Throughout the history of all great religious traditions the heroes of those traditions have had miracle stories created about them.  And in all of them the important thing about those stories is their inner significance or truth that they are trying to teach by a pictorial story.  This inner truth is always something that helps us live a practical spirituality of overcoming the trials and tribulations of life.

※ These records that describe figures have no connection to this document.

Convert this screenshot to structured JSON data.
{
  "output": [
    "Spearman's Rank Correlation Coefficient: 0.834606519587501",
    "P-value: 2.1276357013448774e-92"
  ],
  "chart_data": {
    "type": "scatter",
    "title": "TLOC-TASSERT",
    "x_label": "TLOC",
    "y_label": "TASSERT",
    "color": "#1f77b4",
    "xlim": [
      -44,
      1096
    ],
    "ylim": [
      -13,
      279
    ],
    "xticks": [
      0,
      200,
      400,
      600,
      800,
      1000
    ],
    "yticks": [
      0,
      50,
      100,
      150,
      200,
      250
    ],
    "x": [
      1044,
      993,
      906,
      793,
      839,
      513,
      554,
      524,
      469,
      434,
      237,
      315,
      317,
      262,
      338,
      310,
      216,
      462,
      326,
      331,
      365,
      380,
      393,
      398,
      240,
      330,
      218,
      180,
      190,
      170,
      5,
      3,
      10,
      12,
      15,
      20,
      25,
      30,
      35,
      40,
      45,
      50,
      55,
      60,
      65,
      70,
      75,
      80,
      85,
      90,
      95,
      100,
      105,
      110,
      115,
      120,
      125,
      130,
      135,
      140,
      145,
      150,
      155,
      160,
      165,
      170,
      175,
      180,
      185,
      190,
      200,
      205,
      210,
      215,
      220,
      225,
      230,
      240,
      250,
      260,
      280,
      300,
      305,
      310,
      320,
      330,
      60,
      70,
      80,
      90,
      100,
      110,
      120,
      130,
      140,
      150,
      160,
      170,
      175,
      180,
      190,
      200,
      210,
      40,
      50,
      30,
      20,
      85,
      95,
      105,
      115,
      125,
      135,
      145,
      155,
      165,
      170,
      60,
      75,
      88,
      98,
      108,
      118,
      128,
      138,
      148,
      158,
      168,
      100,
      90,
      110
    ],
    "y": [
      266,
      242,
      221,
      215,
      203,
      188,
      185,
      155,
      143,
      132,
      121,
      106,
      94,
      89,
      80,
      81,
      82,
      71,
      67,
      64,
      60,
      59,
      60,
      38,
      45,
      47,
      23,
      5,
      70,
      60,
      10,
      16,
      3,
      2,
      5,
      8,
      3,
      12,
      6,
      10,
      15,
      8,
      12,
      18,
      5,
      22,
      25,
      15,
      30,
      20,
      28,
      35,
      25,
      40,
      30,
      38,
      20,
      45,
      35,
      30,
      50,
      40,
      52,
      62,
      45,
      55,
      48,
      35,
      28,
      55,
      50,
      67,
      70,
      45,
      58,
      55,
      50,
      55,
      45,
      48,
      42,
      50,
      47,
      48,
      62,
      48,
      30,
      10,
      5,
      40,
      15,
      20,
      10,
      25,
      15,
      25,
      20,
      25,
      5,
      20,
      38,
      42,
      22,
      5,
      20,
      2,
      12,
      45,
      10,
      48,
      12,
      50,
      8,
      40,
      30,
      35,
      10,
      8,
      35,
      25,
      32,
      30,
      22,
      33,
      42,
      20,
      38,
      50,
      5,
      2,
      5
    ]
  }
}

In I Kings 17, the widow whom Elijah promised that if she would feed him the last stores of her food first before she and her starving son ate,  then God would see to it that her jar of oil and jar of flour would not fail all the days of the drouth ahead and they did not fail to have something in them each day.  Some want to look at this and say, “It is a miracle of regeneration of edible material!”

But I say that the meaning of this story is that God always provides what is needed for those who trust him and put him first as this starving widow woman did by feeding the prophet Elijah the last of what she had to eat before she or her son had a bite.  That is her faith and goodness showing.  Do the same and God will provide for your needs.

But I doubt it was a miracle of regeneration of materials.  Most likely the neighbors who knew she and her son were starving took pity on her when they saw that now she had a holy man to feed in addition to themselves and they took turns sharing a little of their flour and oil regularly with her.  After all did not Jesus teach that if we give unselfishly to bless and help others God will return it unto us at the hands of others?